It’s that time of year again – riding season! Of course, there’s always Muriel, who rides her Ural all year ’round even here in Alaska. For her, there is no such thing as “riding season.” Today as we shot the breeze in front of Alaska Leather, we were approached by a male customer who had noticed that everyone who was there actually ON a motorcycle was a woman. Remember, motorcycles in April are normal in most places; in Alaska it’s a little early yet. The studded tires are still on my truck and side streets (and my driveway) are glare ice. Off-trail snow is still up to my hips in places. It’s cold. We can still ski every day. But us ladies? We’re already on our motos. Way to represent, women!

Anyway, with the arrival of “spring” it’s time for the revival of the Moto gear review section. I was fortunate enough to be sent a Firstgear care package chock full of goodies, including these HT Overpants. You recall I loved my Firstgear Kilimanjaro jacket so it was fun to try out some matching pants.

The HT Overpants are popular amongst women riders in large part because they are one of the relatively few enduro-style pants out there specifically for women. It seems that if a retailer starts carrying women’s gear, they start with these pants. They’re a really solid option for women riders.

Basically you’re looking at a heavy-duty overpant with a removable liner and some (?) built-in armor. I say “some” because my research indicates the pants come with knee and hip armor, but mine only have the knee armor. Oh…wait…they DO have the hip armor, it’s just low-profile. You’re hardly likely to notice it until you need it. Nice! My regular moto pants are dude pants with aftermarket hip armor, which is not so flattering so hey, it’s nice to have the low-pro option. Let’s face it, unless you’re a stick insect (which I am not, at this time of year anyway, thanks heaps, long Alaska winter), moto gear isn’t the most flattering.

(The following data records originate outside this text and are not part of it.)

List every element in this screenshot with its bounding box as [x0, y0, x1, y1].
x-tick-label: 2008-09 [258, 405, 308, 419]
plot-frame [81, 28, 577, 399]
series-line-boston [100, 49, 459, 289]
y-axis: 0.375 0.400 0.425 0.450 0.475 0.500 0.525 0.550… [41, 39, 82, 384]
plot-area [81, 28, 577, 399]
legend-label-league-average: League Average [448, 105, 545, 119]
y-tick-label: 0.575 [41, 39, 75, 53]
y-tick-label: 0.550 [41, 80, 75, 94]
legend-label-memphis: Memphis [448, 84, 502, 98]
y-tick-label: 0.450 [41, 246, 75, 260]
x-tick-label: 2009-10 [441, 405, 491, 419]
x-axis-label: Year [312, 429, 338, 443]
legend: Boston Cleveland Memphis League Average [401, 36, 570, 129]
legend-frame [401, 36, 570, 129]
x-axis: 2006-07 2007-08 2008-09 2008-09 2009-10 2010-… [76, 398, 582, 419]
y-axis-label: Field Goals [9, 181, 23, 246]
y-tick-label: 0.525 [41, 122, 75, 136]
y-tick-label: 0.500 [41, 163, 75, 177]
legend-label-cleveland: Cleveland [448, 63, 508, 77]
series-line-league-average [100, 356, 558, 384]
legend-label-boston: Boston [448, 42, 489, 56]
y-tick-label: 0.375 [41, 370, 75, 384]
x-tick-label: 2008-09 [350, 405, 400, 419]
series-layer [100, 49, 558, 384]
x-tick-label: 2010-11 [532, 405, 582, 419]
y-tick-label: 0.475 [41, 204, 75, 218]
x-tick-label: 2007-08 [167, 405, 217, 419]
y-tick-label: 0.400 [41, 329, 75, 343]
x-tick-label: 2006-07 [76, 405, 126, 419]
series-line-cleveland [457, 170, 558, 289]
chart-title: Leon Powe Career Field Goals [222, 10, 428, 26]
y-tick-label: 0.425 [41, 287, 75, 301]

Let’s continue with the “ooh, squirrel!” nature of this review (sorry, I keep getting distracted by going through the pockets on these pants and finding what I left in there last season) and talk about fit. These are high waisted pants. There’s no other way to say it. They are fine when you’re standing up, kinda weird when you’re seated on your bike. At least for me; I’m kind of a short-waisted person and high waisted pants end up around my rib cage – a secondary shelf bra of sorts, shall we say. Taller ladies might find the fit to be a little better for them, but basic sizes seem to be built for average-height gals. As a matter of fact, I have to order a size up to be sure riding position is comfortable. This is kind of an issue for moto gear because stretch isn’t really a common thing for Cordura. You need roominess to be comfortable, and roominess doesn’t seem to be built into the sizing of any brand. That said, these pants seem to be sized generally true to size.

The legs are cut a little tapered to work well tucked inside boots.They’re a little narrow for out-of-boots but I think it could work. I’m an out-of-boots person personally; I like the Boorman look. I’ve also had to lengthen these pants to make them really work over boots (you can lengthen by having any good heavy-gear sewer attach extra Cordura to the bottom hem. If they’re good, it looks just fine – Alaska Leather does a great job). Without a little extra fabric they end up at mid-calf. That’s why I think taller women might want to go the inside-boot method. You have nearly full-length side zippers on both liner and outer pant, which is nice for donning and doffing without removing footwear.

The liners are good and warm. I’ve worn them on low-thirties days and didn’t even feel the wind. Come to think of it, I’ve never even needed heated inserts with these pants. The specs say the liners can be worn as stand-alone pants but honestly, I don’t see why you would do that unless you didn’t bother to wear actual pants. Which you might not, because the fit of the pants in general doesn’t allow for a lot of clothing underneath unless you get at least a size, maybe two, up. I got a size up, myself, but I think two sizes up would get too “poufy” in the hips and butt. I don’t know why gear designers always default to the mom-jeans look at first, but this is pretty common for manufacturers starting the foray into women’s specific pants and trying to figure out how to solve the “too big in waist, too small in hips” problem. Designers – you can lower that rise by about two and a half inches, solving the problem of how to get the waist small enough while leaving room to slide the pants over our hips. If you lower the rise, the opening is big enough for our hips. And we won’t end up with our pants around our collarbones.

So that’s a long and rambling way of saying that these pants would be great for a tall woman who rides long distances in cold weather. I prefer something a little more relaxed for around-town stuff because I like to wear jeans under, and being a little on the short side I find the fit of these pants a little too long in the rise to comfortably accommodate underlayers. If the fit works for you, you get a lot for your money – a tough, fully featured, very functional and well-equipped pant. And don’t forget WARM! I’d like to see them in a low-rise version, but as this is a battle that it took almost ten years to win with the outdoor industry, I think we’ve got a while to wait.